The words that I am going to write,
Can be the last words I will write in this life.
Do I want it to end sad?
Do I want it to end happy?
I really have no clue,
The same way as my life.
It all started that time, that supposedly wonderful dawn,
Me breathing and crying when I was born.
For a while I lived in the world full of happiness,
But the feeling didn’t last for long,
It was back to me and my sad song.
Some called my tears,
Tears of joy;
Some called it as tears of dissatisfaction.
Oh, did they ever realize all these years,
I just cried in pain of this loneliness inside.
I am saying this out loud now,
The fear in me for the world is gone now,
I feel so light, that I have the guts to stand on the roof.
And jump to end my life.
They’ll call me a coward for what I have done,
But these people were the one who made me come to this place anyway,
Wont they be happy to read?
Another one they trapped with their harsh words.

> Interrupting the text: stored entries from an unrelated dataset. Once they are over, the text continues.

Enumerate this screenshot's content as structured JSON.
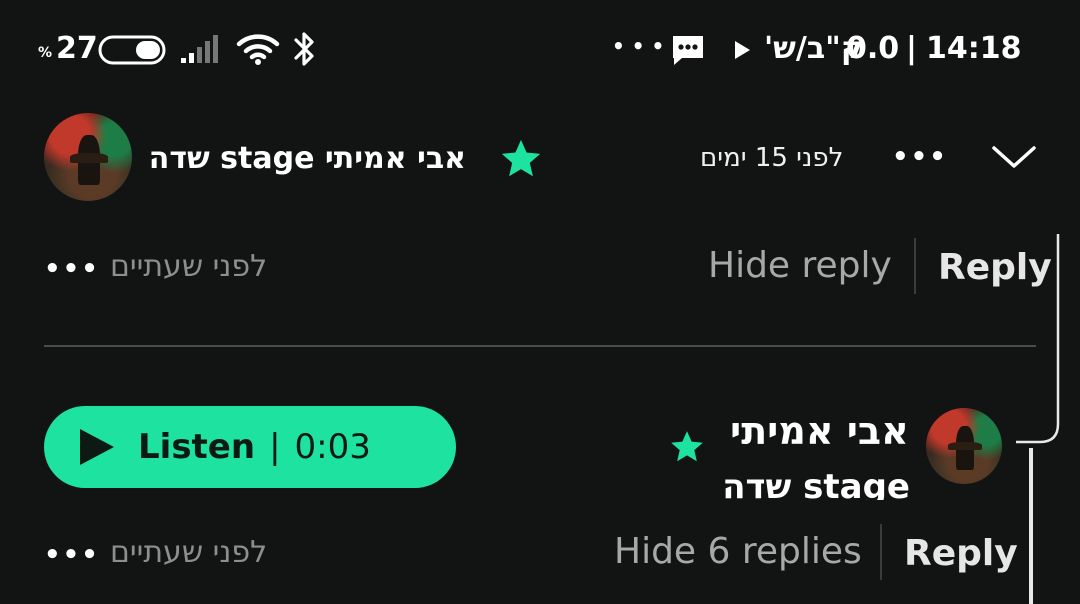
{
  "status_bar": {
    "battery_percent_symbol": "%",
    "battery_level": "27",
    "time": "14:18",
    "separator": "|",
    "data_rate": "0.0",
    "data_unit": "ק\"ב/ש'",
    "overflow": "• • •",
    "icons": [
      "battery-icon",
      "signal-icon",
      "wifi-icon",
      "bluetooth-icon",
      "message-icon",
      "play-icon"
    ]
  },
  "post_header": {
    "author_line": "אבי אמיתי stage שדה",
    "time_ago": "לפני 15 ימים",
    "more": "•••"
  },
  "reply_actions_1": {
    "time_ago": "לפני שעתיים",
    "more": "•••",
    "hide_reply": "Hide reply",
    "reply": "Reply"
  },
  "comment": {
    "author_name": "אבי אמיתי",
    "author_sub": "stage שדה",
    "listen_label": "Listen",
    "listen_separator": "|",
    "duration": "0:03"
  },
  "reply_actions_2": {
    "time_ago": "לפני שעתיים",
    "more": "•••",
    "hide_replies": "Hide 6 replies",
    "reply": "Reply"
  },
  "colors": {
    "background": "#121414",
    "accent": "#1ee3a0",
    "muted_text": "#9c9c9c"
  }
}
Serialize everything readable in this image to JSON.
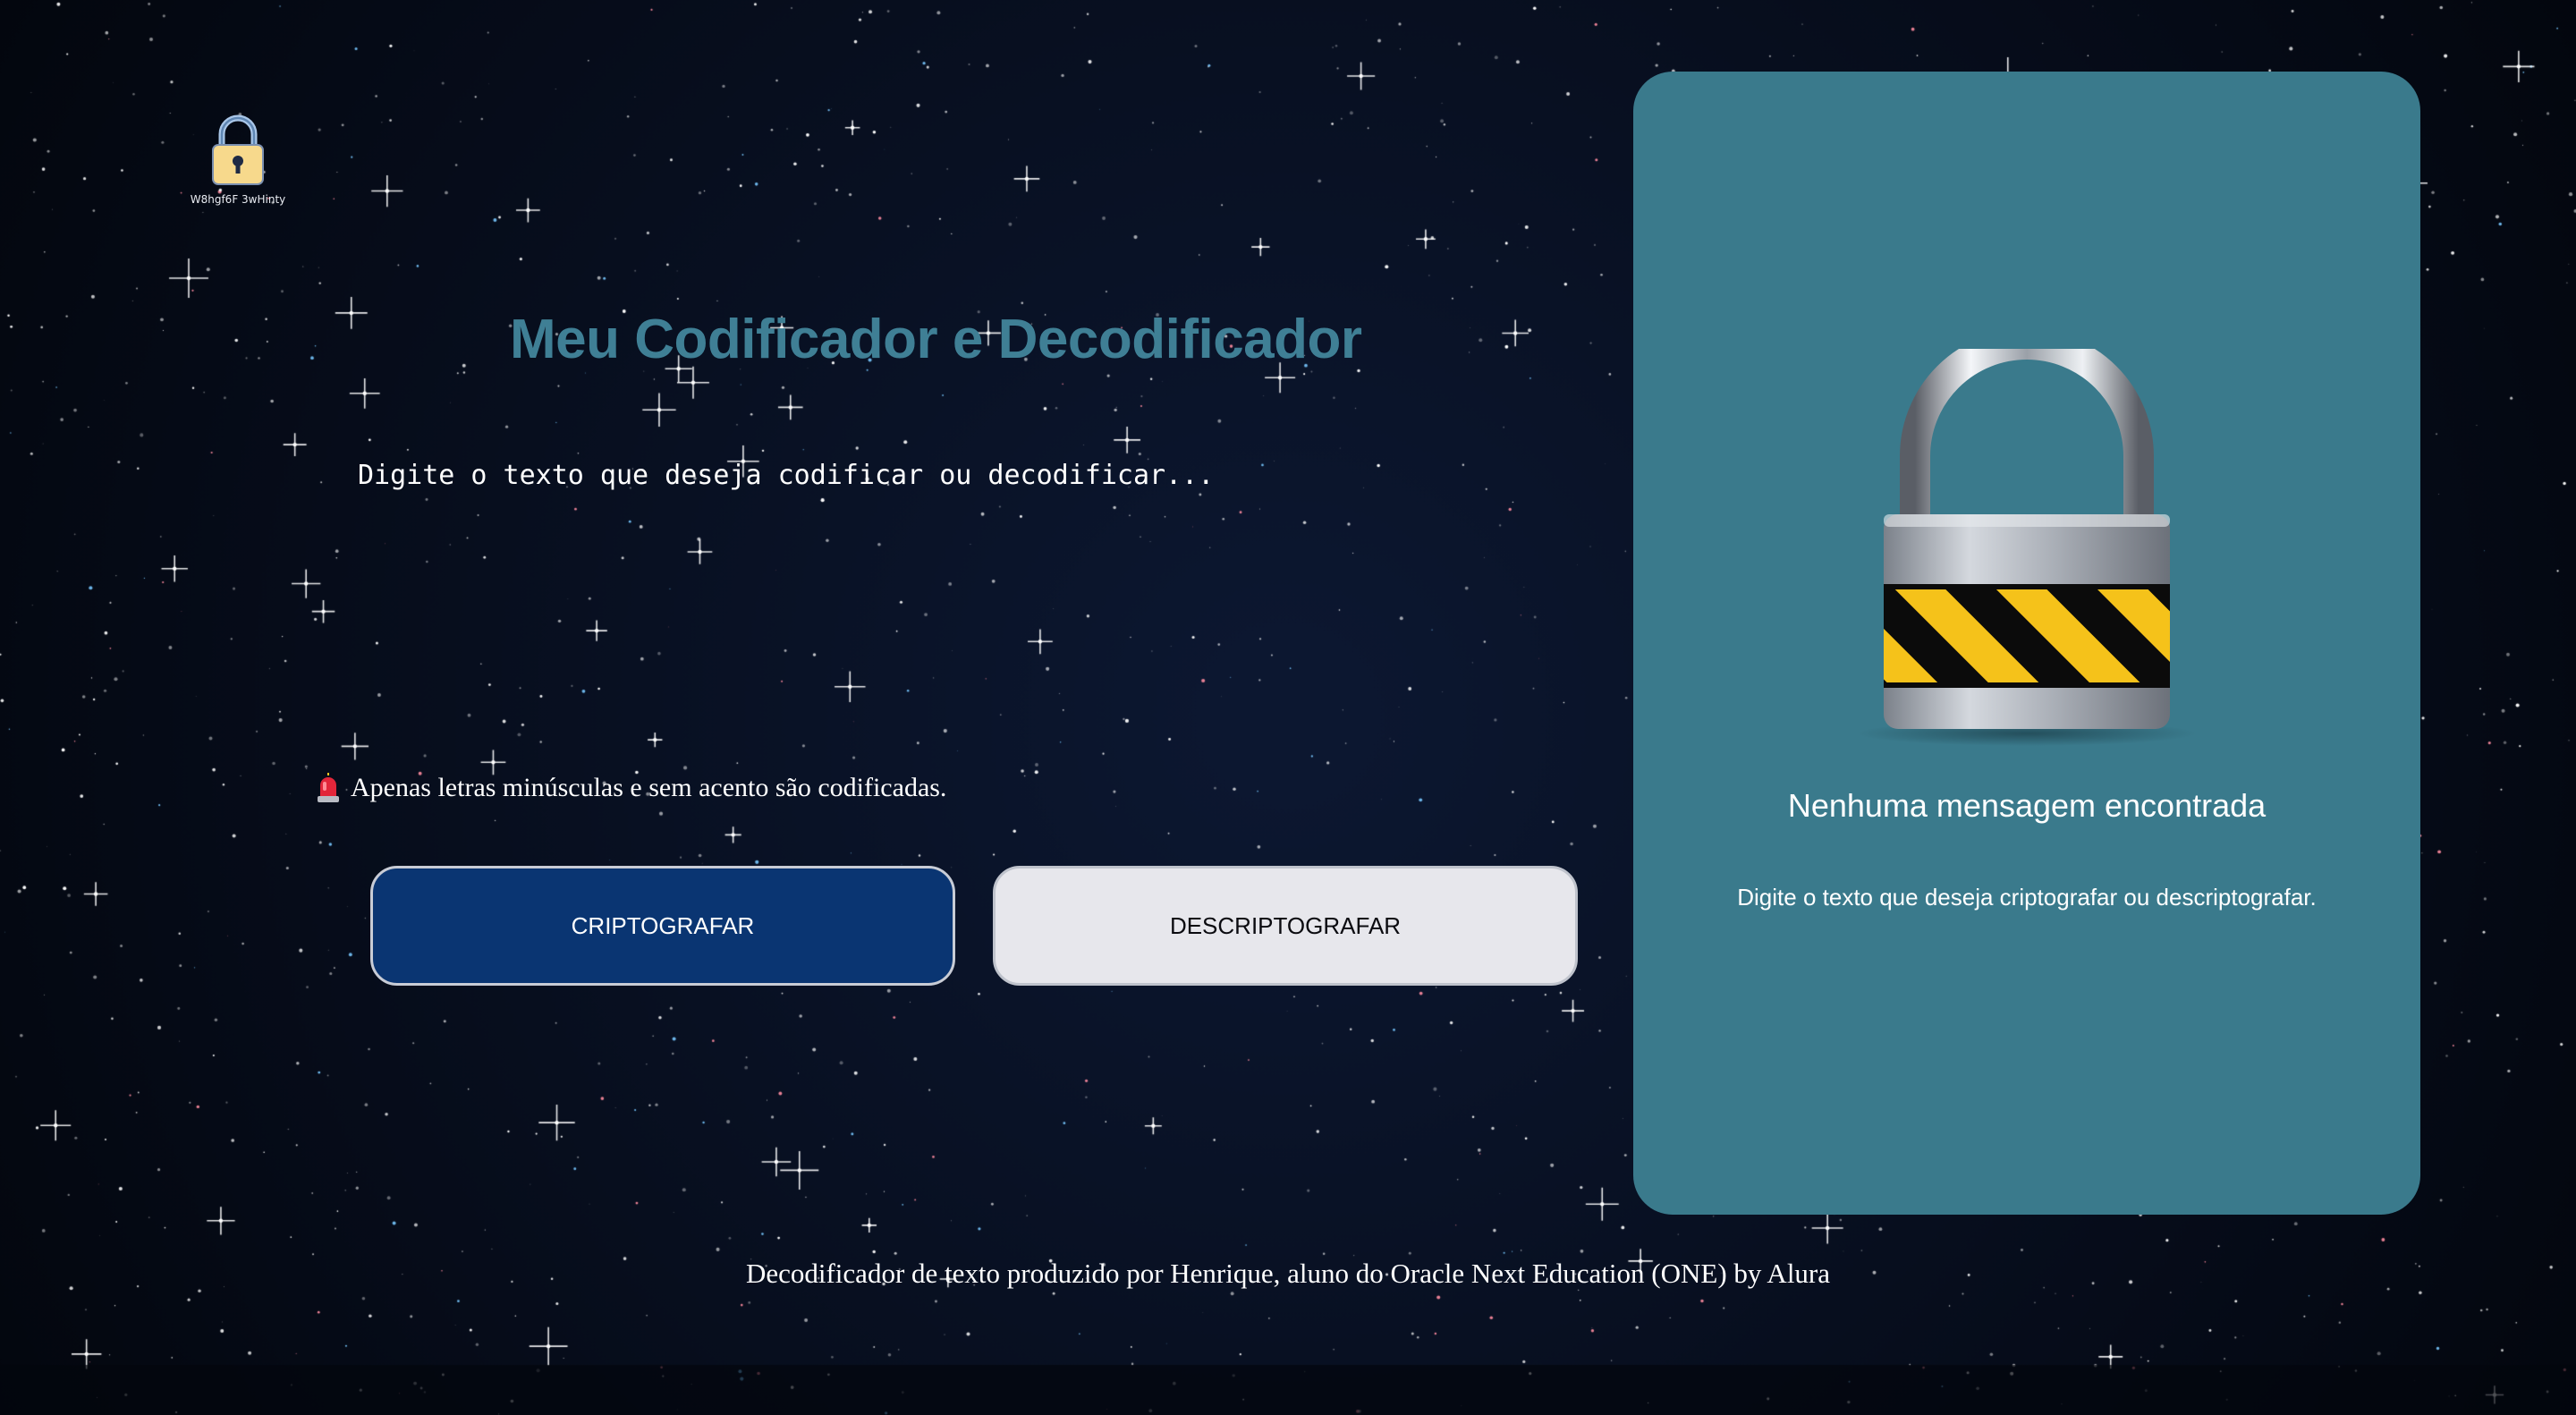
{
  "logo": {
    "caption": "W8hgf6F 3wHinty",
    "icon": "padlock-icon"
  },
  "main": {
    "title": "Meu Codificador e Decodificador",
    "input_placeholder": "Digite o texto que deseja codificar ou decodificar...",
    "input_value": "",
    "warning_icon": "alert-siren-icon",
    "warning_text": "Apenas letras minúsculas e sem acento são codificadas.",
    "encrypt_label": "CRIPTOGRAFAR",
    "decrypt_label": "DESCRIPTOGRAFAR"
  },
  "output_panel": {
    "icon": "padlock-icon",
    "title": "Nenhuma mensagem encontrada",
    "text": "Digite o texto que deseja criptografar ou descriptografar."
  },
  "footer": {
    "credit": "Decodificador de texto produzido por Henrique, aluno do Oracle Next Education (ONE) by Alura"
  },
  "colors": {
    "background": "#03060d",
    "title": "#3f7f95",
    "panel": "#3a7a8c",
    "encrypt_button": "#0a3572",
    "decrypt_button": "#e7e7ec"
  }
}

Is no more in this world again.
I don’t want to say that
All my life I have been sad.
There were times when I loved my life,
The friends i got,
The family i shared,
They made my life into a beautiful story,
How much i wish, none of them ever left or betrayed me.
My energy is about to run out,
But I made this promise to someone I love.
Those words echo in my ears.
“May death not do us apart”
Oh my dear, death didn’t separate us. You did.
And again I cry in the end,
Just like how my story began.
This whole journey called life,
I learn one thing.
How to cry.
And here I am, saying this for one last time.